When 'Get Well Soon' Isn't Enough
Pamela Smith, CEO of a writing services company in Atlanta, has the 'write' words for breast cancer patients.
by Nicole D. Smith
May 6, 2008
P
amela Smith, CEO of the writing services company Smith Ink in Atlanta, isn’t afraid to
let a tear slide down her face. “ I always get emotional,” she says, when she relates to her
experience of a benign breast biopsy in 2000. “[I thought] if the news is bad, I’m going to quit my
job and do what I really want to do’.” And despite already having what Smith defines as a
fulfilling job at the Carter Center – a not-for-profit governmental organization – as a
publications manager, what Smith really wanted to do was launch her own inspirational business.
Three days after the biopsy, Smith says she was beyond thankful that a lump on her right breast wasn’t anything for further medical concern. But the effects from the good news didn’t just stop there. The thought of a breast cancer scare stayed with Smith and led to her idea to emotionally support those who do face breast cancer as a part of everyday life; she wanted to create greeting cards to give to women who are diagnosed with breast cancer.
Although the greeting card industry is a $7.5 billion industry – birthday and anniversary themed cards are most popular – Smith noticed that cards specifically written for women with breast cancer are rarely ever found. Smith thought this would be the perfect opportunity to think like a businesswoman – and like the entrepreneur she wanted to be – and fill a void in the market. Smith decided to give women encouraging words when “get well soon” just isn’t enough.
“When people find out someone has breast cancer, they don’t know what to say. It’s not a lack of caring. It’s a lack of words. … The cards are a bridge to help people figure out what to say.”

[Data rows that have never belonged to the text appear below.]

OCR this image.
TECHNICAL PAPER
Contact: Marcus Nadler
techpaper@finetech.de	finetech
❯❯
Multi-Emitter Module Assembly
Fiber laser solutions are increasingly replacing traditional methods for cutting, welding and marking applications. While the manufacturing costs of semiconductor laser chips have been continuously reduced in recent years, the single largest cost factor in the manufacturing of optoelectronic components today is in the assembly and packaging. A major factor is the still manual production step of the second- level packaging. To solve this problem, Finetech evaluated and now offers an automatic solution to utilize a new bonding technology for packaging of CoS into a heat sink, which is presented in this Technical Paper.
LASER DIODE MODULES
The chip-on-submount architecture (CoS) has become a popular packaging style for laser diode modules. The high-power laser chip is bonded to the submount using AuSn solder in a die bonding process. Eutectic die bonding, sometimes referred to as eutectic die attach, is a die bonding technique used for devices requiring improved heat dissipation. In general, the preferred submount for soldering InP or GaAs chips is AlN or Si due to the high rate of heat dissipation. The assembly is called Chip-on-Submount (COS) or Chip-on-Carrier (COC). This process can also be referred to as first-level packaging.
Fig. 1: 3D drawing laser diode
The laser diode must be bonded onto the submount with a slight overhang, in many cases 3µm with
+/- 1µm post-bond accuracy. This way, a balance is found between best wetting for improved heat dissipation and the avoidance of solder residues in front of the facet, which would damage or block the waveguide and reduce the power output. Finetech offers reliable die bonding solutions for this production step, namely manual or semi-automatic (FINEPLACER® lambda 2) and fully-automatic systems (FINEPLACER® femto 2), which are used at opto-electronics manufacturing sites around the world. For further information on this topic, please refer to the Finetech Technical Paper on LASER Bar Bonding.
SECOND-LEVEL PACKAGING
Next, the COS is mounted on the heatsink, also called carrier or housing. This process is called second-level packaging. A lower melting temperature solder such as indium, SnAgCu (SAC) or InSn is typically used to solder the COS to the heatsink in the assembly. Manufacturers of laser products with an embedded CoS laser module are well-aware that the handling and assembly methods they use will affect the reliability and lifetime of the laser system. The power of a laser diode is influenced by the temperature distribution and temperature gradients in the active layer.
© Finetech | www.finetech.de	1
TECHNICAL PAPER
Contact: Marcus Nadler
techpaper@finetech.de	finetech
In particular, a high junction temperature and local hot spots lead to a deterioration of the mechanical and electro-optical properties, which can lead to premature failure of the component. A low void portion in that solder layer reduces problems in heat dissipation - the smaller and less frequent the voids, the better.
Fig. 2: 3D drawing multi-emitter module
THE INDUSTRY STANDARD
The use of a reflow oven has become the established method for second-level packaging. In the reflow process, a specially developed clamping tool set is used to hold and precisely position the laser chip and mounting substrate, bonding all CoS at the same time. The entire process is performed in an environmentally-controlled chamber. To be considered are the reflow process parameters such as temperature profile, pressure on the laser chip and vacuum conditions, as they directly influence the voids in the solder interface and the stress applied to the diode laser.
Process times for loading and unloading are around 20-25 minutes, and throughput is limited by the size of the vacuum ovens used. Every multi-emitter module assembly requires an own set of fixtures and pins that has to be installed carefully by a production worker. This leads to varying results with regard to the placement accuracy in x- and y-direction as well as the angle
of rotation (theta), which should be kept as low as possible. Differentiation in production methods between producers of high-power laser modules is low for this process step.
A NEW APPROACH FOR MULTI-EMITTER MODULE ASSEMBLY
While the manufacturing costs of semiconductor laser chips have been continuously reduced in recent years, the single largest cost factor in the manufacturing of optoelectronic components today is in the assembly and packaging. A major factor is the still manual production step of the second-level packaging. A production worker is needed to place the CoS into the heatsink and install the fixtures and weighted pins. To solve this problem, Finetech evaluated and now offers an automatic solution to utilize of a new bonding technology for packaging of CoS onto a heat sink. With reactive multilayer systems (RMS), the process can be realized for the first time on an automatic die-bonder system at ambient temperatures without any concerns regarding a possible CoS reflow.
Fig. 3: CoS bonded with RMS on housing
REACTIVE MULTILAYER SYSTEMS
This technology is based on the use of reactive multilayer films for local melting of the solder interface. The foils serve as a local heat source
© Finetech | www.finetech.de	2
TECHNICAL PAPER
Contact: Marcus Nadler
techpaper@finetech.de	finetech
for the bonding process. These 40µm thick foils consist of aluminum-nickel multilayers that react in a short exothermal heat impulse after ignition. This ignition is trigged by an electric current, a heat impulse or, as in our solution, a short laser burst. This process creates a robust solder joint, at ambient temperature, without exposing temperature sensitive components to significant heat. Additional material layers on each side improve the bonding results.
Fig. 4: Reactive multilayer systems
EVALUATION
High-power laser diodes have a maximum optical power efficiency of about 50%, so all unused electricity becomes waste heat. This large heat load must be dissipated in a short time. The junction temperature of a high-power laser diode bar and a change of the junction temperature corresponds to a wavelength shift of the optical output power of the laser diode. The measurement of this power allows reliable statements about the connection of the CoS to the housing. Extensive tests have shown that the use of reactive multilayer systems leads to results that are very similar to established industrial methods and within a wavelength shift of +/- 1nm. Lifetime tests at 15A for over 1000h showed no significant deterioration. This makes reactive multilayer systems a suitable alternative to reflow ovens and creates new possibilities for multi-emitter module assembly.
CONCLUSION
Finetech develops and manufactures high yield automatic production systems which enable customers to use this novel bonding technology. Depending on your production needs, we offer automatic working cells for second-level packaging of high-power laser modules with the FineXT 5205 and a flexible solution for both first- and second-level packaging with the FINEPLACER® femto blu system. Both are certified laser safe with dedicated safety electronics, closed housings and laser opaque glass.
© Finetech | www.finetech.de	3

Once Smith had the idea, she started thinking about the business aspects of creating a set of six greeting cards for women breast cancer patients. The details of entrepreneurship started rushing through her mind.
“You have to think, ‘Who are the people you are trying to reach?’ ‘What kind of income level do they have?’ … ‘Is it something the average person can afford?’ You need to know the kind of woman you are targeting.”
Having done her research, Smith realized that 80 percent of the people who buy greeting cards are women, her target audience. Falling in line with that focus group – the everyday woman – Smith designed the $3 cards with the prominent colors of pink, sky blue and lavender, the colors that reminded Smith of her childhood bedroom. She wrote messages in five of the six cards that would talk woman to woman.
“One reads, ‘I had breast cancer. But today, I’m still here,’” Smith says as she read aloud one her cards while sitting in her ranch house in Atlanta. "‘Now it’s time for me to help you fight – and win'.”
Smith goes beyond just the words in her cards to help “fight” breast cancer. This entrepreneur takes the revenue she makes from the cards – an amount she never discloses – and donates a portion of her profits to several organizations that fight breast cancer, one being the Henry W. Grady Health System Foundation at Grady Hospital. “It’s like buying the cards is the gift that keeps on giving,” Smith says.
She says that her personal experience is what opened her eyes to mixing business with inspiration. “A biopsy certainly was not what I envisioned to thrust me into living more fully and purposefully, but I’m thrilled that it was ‘in the cards’ for me.”